1947 Ontario Liberal Party leadership election
- Date: 16 May 1947
- Convention: King Edward Hotel, Toronto, Ontario
- Resigning leader: Farquhar Oliver (interim)
- Won by: Farquhar Oliver
- Ballots: 1
- Candidates: 5

= 1947 Ontario Liberal Party leadership election =

1947 leadership election of the Ontario Liberal Party

The 1947 Ontario Liberal Party leadership election was held on 16 May 1947 at the King Edward Hotel in Toronto to choose a permanent leader of the Ontario Liberal Party. Farquhar Oliver, who had served as the party's parliamentary leader since 1945, was elected leader on the first ballot.

Oliver defeated four other candidates: former cabinet minister Colin Campbell, former MPP and Toronto municipal politician Allan Lamport, Alvin P. Cadeau, and W. A. Gunn. Two other candidates, P. M. Dewan and W. A. Moore, withdrew before balloting. Complete vote totals for the defeated candidates were not reported, but Oliver received 492 of 661 votes cast.

==Background==
The convention followed a turbulent period for the Ontario Liberals. The party had been defeated in the 1943 Ontario general election, ending the Liberal government first led by Mitchell Hepburn and then by Harry Nixon. Hepburn returned as leader for the 1945 Ontario general election, but lost his own seat. After the election, Oliver was chosen by the Liberal caucus as parliamentary leader.
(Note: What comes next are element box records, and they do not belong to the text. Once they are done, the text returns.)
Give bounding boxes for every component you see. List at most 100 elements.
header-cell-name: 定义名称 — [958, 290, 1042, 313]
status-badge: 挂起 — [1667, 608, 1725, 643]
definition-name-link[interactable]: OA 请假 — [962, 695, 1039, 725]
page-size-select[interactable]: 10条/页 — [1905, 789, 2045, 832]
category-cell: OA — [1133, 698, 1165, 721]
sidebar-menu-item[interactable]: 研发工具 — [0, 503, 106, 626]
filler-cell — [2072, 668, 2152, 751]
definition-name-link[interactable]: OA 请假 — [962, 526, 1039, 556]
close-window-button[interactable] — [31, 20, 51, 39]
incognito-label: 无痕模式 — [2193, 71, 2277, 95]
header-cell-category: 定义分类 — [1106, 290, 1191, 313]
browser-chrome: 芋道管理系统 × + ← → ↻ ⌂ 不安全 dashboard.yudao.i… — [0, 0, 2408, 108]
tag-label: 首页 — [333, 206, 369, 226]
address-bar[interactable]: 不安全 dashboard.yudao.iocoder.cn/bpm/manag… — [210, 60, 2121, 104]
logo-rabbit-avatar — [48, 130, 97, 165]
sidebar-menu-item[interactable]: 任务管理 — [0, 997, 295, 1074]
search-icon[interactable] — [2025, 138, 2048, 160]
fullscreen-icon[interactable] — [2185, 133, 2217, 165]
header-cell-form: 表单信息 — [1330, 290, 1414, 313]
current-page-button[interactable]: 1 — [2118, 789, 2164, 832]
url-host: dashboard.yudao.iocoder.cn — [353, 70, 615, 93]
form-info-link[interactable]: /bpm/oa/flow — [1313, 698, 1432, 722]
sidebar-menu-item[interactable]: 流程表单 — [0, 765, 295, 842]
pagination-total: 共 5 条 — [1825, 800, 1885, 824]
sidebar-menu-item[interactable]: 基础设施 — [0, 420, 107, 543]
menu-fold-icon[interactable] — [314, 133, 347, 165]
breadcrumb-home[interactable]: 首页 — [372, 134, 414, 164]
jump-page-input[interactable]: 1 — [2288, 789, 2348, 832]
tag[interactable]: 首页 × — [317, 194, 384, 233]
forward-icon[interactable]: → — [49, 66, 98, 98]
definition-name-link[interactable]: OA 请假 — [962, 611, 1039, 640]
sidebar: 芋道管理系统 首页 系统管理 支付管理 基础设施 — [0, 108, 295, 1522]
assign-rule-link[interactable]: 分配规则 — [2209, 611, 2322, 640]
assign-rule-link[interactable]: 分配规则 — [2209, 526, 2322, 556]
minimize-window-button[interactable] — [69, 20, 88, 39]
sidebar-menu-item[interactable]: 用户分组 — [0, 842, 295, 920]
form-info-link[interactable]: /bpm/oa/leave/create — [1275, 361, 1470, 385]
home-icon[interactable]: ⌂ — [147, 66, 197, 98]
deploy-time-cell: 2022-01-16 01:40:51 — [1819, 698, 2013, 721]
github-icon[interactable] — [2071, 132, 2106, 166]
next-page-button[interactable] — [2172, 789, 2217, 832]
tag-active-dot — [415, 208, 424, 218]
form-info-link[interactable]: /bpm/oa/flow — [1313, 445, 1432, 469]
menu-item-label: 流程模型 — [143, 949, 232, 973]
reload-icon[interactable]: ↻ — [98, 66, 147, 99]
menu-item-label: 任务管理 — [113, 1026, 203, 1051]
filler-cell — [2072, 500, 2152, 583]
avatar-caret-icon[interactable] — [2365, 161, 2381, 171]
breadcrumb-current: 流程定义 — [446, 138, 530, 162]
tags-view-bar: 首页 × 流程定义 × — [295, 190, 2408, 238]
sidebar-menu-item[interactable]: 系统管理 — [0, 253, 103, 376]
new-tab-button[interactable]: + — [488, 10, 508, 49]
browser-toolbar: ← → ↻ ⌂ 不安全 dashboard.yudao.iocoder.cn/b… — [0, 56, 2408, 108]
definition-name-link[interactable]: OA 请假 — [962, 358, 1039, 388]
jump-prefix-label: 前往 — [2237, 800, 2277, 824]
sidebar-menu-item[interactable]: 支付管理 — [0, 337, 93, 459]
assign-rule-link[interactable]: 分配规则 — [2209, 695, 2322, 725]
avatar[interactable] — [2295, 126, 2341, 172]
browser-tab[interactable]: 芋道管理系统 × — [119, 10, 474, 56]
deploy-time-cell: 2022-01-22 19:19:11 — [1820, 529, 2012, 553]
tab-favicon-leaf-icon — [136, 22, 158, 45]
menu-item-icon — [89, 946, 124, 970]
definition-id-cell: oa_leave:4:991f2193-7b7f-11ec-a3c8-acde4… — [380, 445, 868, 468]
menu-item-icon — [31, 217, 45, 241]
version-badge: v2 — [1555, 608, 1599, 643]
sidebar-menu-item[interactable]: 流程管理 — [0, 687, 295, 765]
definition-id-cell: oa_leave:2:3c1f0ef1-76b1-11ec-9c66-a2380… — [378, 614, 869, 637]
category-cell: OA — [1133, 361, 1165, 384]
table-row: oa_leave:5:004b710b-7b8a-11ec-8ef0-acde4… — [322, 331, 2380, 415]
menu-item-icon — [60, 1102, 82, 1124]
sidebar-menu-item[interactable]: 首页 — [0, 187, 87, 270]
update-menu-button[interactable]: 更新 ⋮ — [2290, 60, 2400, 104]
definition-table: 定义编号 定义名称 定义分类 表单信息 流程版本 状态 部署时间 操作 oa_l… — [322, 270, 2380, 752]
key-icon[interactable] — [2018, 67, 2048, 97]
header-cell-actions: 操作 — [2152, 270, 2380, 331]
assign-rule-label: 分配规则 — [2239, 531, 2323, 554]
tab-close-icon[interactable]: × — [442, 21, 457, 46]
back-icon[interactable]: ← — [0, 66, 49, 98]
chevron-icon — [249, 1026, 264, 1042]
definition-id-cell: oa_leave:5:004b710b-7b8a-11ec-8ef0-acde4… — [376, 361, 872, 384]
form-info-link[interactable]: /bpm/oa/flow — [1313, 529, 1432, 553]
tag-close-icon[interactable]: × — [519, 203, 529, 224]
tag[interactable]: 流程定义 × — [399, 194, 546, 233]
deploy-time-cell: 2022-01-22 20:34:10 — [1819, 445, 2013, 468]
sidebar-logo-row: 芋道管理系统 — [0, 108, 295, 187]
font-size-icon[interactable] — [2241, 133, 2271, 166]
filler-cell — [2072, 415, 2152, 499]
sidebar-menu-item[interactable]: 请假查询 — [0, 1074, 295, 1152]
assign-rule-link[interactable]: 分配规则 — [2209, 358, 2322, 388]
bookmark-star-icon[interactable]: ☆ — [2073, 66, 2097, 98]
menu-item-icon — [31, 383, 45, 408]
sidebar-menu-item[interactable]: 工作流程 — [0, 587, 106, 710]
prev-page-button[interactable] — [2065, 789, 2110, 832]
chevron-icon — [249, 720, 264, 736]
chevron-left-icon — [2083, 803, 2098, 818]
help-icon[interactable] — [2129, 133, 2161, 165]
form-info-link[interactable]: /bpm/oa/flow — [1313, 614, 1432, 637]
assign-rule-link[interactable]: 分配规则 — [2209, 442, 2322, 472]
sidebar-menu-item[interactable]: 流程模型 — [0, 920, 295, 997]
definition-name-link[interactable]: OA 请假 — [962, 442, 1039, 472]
Although the Liberals became the Official Opposition after the 1945 election, Oliver initially held the leadership on an interim or parliamentary basis. The 1947 convention was therefore held to choose a permanent leader before the next provincial election.

==Candidates==

- Farquhar Oliver – Oliver was the Liberal parliamentary leader and MPP for Grey South. First elected in 1926 as a United Farmers of Ontario member, he later supported the Liberals and formally joined the party during the premiership of Mitchell Hepburn. He had served in provincial cabinet and became the Liberal house leader after Hepburn's defeat in 1945.

- Colin Campbell – Campbell was a mining engineer, military officer and former Liberal MPP. He represented Sault Ste. Marie in the Legislative Assembly and had served in the Hepburn government.

- Allan Lamport – Lamport was a former Liberal MPP for St. David and a Toronto municipal politician. He later served as mayor of Toronto and chairman of the Toronto Transit Commission.

- Alvin P. Cadeau – Cadeau was a Burlington Liberal organizer and businessman. He later served as president of the Ontario Liberal Association.

- W. A. Gunn – Gunn was a Toronto Liberal. He was one of the five candidates whose names remained before the convention when balloting began.

===Withdrawn candidates===

- P. M. Dewan – Dewan was the MPP for Oxford from 1934 to 1943. He withdrew before balloting.
- W. A. Moore – Moore withdrew before balloting.

==Results==

| Candidate | Votes | % |
|---|---|---|
| Farquhar Oliver | 492 | 74.4 |
| Colin Campbell | n/a | n/a |
| Allan A. Lamport | n/a | n/a |
| Alvin P. Cadeau | n/a | n/a |
| W.A. Gunn | n/a | n/a |
| Total | 661 | 100.0 |

- P.M. Dewan and W.A. Moore both withdrew from the race before balloting.

(Note: Complete vote totals were not reported. Oliver received 492 of 661 votes cast)

==Aftermath==
Oliver led the Liberals into the 1948 Ontario general election. The party increased its caucus but lost Official Opposition status to the Co-operative Commonwealth Federation while the Progressive Conservatives, under Premier Leslie Frost, won another majority government. Oliver resigned the leadership in 1950 and was succeeded by Walter Thomson at the 1950 Ontario Liberal Party leadership election. He later returned as leader at the 1954 Ontario Liberal Party leadership election.